Second, the author provides insights into topics ranging from the decline of atheism on the internet, to the sophistication of comments on various substacks, to the potential of a muscular welfare state to improve capitalism. They also offer recommendations, such as urging readers to check out a Vanity Fair article on the current "thought leadership" of the American right.
Finally, the author provides analysis and suggestions on matters related to policy and finance. For instance, they suggest that the debt ceiling is unconstitutional and that a platinum coin fallback could be a potential solution to prevent global financial meltdown in the event of a judiciary decision against the Treasury. Throughout their comments, the author utilizes precise language and detailed analysis to provide readers with thoughtful insights.

Creating an interactive viewer

We’d now like a tool for viewing the hierarchical structure of these comment categories as well as exploring the titles and summaries for each group. To that end, I’ve created an interactive webpage using TypeScript and D3.js. This part of the project was particularly challenging for me as I have no professional frontend programming experience. I’ve previously expressed my gratitude for ChatGPT and GitHub Copilot in guiding me through these unchartered waters.

We begin by exporting the categories, including each’s title, summary, and assorted metadata using the script export.py. This generates the file nodes.ts provides the data for visualization.

The interactive visualization is primarily based around the D3.js TreeLayout. This takes the hierarchical category structure and computes an appropriate positioning for each node in a two-dimensional plane. Ie, it determines (x,y) coordinates for each node. Each category is represented by the abstraction HierarchyNode, which provides useful methods for use in rendering.
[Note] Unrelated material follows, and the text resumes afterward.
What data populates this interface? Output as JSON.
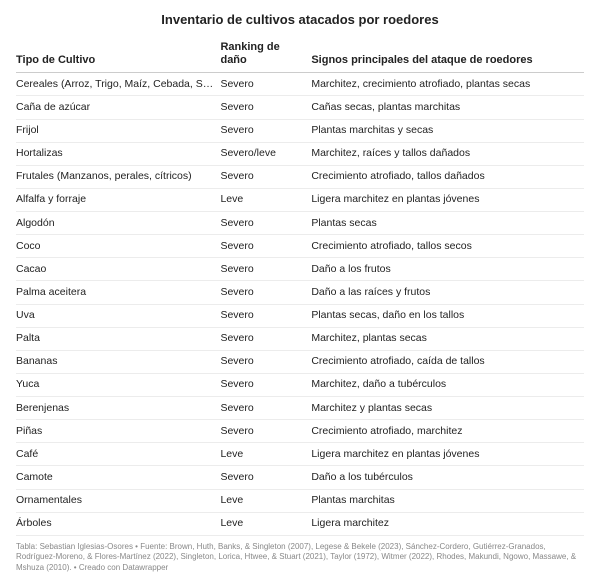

To render the actual nodes and edges of the tree, we use D3.js data binding. This is powerful concept where a collection of data elements (eg, cluster nodes) can be associated with a companion collection of HTML elements (eg, SVG circles). Our code can then simply focus on the mapping between data and element. For example, positioning each SVG circle for each cluster center using the coordinated provided by the tree layout.

We can also dynamically style each element based upon its companion data.

You can find the full code for this visualization in index.ts. Note that I’m quite the novice with TypeScript and D3.js, so if anything seems odd about this code it is likely just a misunderstanding on my part.

Closing remarks

I hope you’ve found this exposition of hierarchical clustering of text using OpenAI’s embeddings educational. Please let me know if you have any questions or comments.